# Notifications



## 1adf1 (Jun 15, 2010)

we get notified when we get likes so is there a way so we can get a notification when someone quotes use of reps us just as we do when some1 likes use 

just thinking its a good idea


----------



## Rob68 (Sep 16, 2008)

You pretty confident of getting some reps then?


----------



## Lorian (Apr 9, 2003)

1adf1 said:


> we get notified when we get likes so is there a way so we can get a notification when someone quotes use of reps us just as we do when some1 likes use
> 
> just thinking its a good idea


Sounds good to me.

Post a Poll about it in the Suggestions forum.

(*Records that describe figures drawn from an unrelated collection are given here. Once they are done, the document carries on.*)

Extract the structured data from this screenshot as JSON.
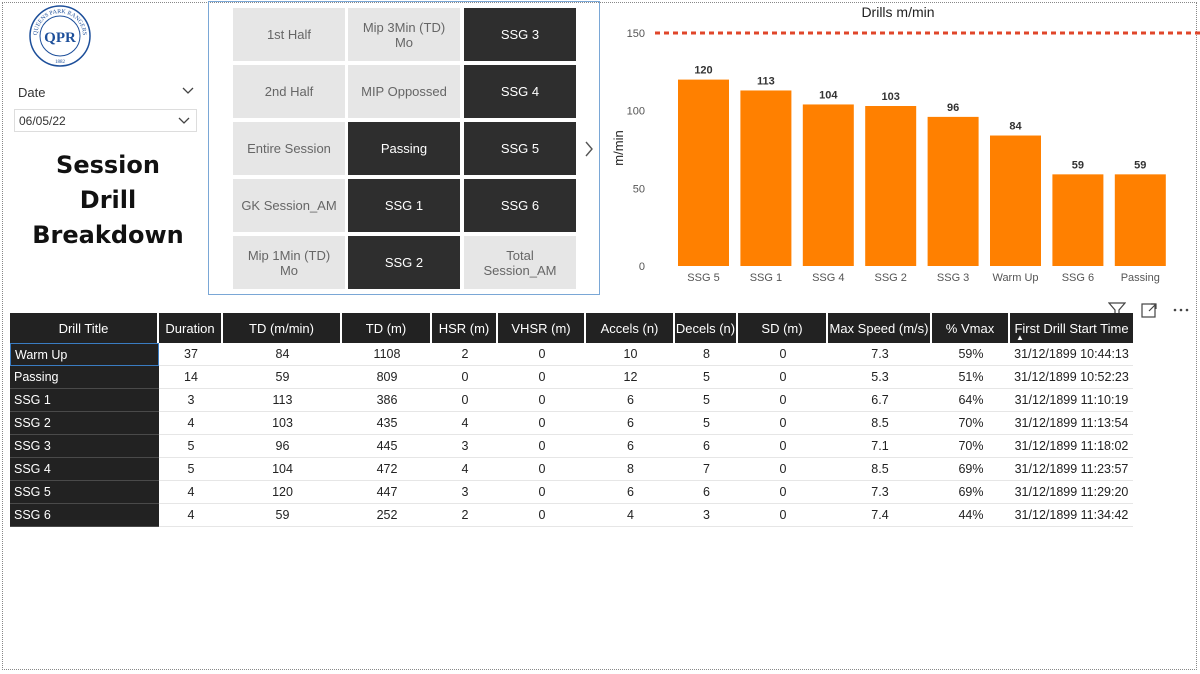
{
  "logo": {
    "arc_text_top": "QUEENS PARK RANGERS",
    "monogram": "QPR",
    "year": "1882"
  },
  "date_slicer": {
    "label": "Date",
    "value": "06/05/22"
  },
  "report_title": [
    "Session",
    "Drill",
    "Breakdown"
  ],
  "drill_slicer": {
    "tiles": [
      {
        "label": "1st Half",
        "selected": false
      },
      {
        "label": "Mip 3Min (TD) Mo",
        "selected": false
      },
      {
        "label": "SSG 3",
        "selected": true
      },
      {
        "label": "2nd Half",
        "selected": false
      },
      {
        "label": "MIP Oppossed",
        "selected": false
      },
      {
        "label": "SSG 4",
        "selected": true
      },
      {
        "label": "Entire Session",
        "selected": false
      },
      {
        "label": "Passing",
        "selected": true
      },
      {
        "label": "SSG 5",
        "selected": true
      },
      {
        "label": "GK Session_AM",
        "selected": false
      },
      {
        "label": "SSG 1",
        "selected": true
      },
      {
        "label": "SSG 6",
        "selected": true
      },
      {
        "label": "Mip 1Min (TD) Mo",
        "selected": false
      },
      {
        "label": "SSG 2",
        "selected": true
      },
      {
        "label": "Total Session_AM",
        "selected": false
      }
    ]
  },
  "chart_data": {
    "type": "bar",
    "title": "Drills m/min",
    "xlabel": "",
    "ylabel": "m/min",
    "categories": [
      "SSG 5",
      "SSG 1",
      "SSG 4",
      "SSG 2",
      "SSG 3",
      "Warm Up",
      "SSG 6",
      "Passing"
    ],
    "values": [
      120,
      113,
      104,
      103,
      96,
      84,
      59,
      59
    ],
    "ylim": [
      0,
      150
    ],
    "yticks": [
      0,
      50,
      100,
      150
    ],
    "reference_line": 150,
    "bar_color": "#ff8000",
    "reference_color": "#e0462a",
    "grid": false,
    "legend": "none"
  },
  "table": {
    "columns": [
      "Drill Title",
      "Duration",
      "TD (m/min)",
      "TD (m)",
      "HSR (m)",
      "VHSR (m)",
      "Accels (n)",
      "Decels (n)",
      "SD (m)",
      "Max Speed (m/s)",
      "% Vmax",
      "First Drill Start Time"
    ],
    "sorted_column": "First Drill Start Time",
    "sort_direction": "ascending",
    "rows": [
      [
        "Warm Up",
        "37",
        "84",
        "1108",
        "2",
        "0",
        "10",
        "8",
        "0",
        "7.3",
        "59%",
        "31/12/1899 10:44:13"
      ],
      [
        "Passing",
        "14",
        "59",
        "809",
        "0",
        "0",
        "12",
        "5",
        "0",
        "5.3",
        "51%",
        "31/12/1899 10:52:23"
      ],
      [
        "SSG 1",
        "3",
        "113",
        "386",
        "0",
        "0",
        "6",
        "5",
        "0",
        "6.7",
        "64%",
        "31/12/1899 11:10:19"
      ],
      [
        "SSG 2",
        "4",
        "103",
        "435",
        "4",
        "0",
        "6",
        "5",
        "0",
        "8.5",
        "70%",
        "31/12/1899 11:13:54"
      ],
      [
        "SSG 3",
        "5",
        "96",
        "445",
        "3",
        "0",
        "6",
        "6",
        "0",
        "7.1",
        "70%",
        "31/12/1899 11:18:02"
      ],
      [
        "SSG 4",
        "5",
        "104",
        "472",
        "4",
        "0",
        "8",
        "7",
        "0",
        "8.5",
        "69%",
        "31/12/1899 11:23:57"
      ],
      [
        "SSG 5",
        "4",
        "120",
        "447",
        "3",
        "0",
        "6",
        "6",
        "0",
        "7.3",
        "69%",
        "31/12/1899 11:29:20"
      ],
      [
        "SSG 6",
        "4",
        "59",
        "252",
        "2",
        "0",
        "4",
        "3",
        "0",
        "7.4",
        "44%",
        "31/12/1899 11:34:42"
      ]
    ]
  },
  "icons": {
    "filter": "filter-icon",
    "focus": "focus-mode-icon",
    "more": "more-options-icon"
  },
  "colors": {
    "dark": "#222222",
    "accent": "#ff8000",
    "selection_border": "#7aa7d6"
  }
}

If lots of people like the idea I'll do it.

L


----------



## 1adf1 (Jun 15, 2010)

Lorian said:


> Sounds good to me.
> 
> Post a Poll about it in the Suggestions forum.
> 
> ...


thanks will do


----------



## flinty90 (Jul 1, 2010)

1adf1 said:


> thanks will do


Did this ever get done, as i have also suggested we get notification of reps... i also think we should get notifications of mentions as well

for eg if i mention @lorian you should get a notification telling you

Come on Lorian sort it out mate, no need for a poll you know it will catch on when people start using it X


----------



## Fat (Jan 2, 2010)

The mentions is a good idea but I don't like the quote notification because everyone quotes when they reply to someone in a thread..


----------



## a.notherguy (Nov 17, 2008)

Fat said:


> The mentions is a good idea but I don't like the quote notification because everyone quotes when they reply to someone in a thread..


do they?


----------



## flinty90 (Jul 1, 2010)

Fat said:


> The mentions is a good idea but I don't like the quote notification because everyone quotes when they reply to someone in a thread..


i like the idea of a quote notification mate .. sometimes you miss them if someone has quoted you to ask a further question.. there should be a notification so you can reply to the quote IMO


----------



## C.Hill (Nov 21, 2010)

a.notherguy said:


> do they?


No


----------



## madmuscles (Mar 10, 2011)

Wouldn't it just be a better idea to join the reps/like in one tab?


----------



## a.notherguy (Nov 17, 2008)

C.Hill said:


> No


i thought not


----------



## Fat (Jan 2, 2010)

a.notherguy said:


> do they?


You just quoted me there lol..

You can always bookmark the thread and check later?


----------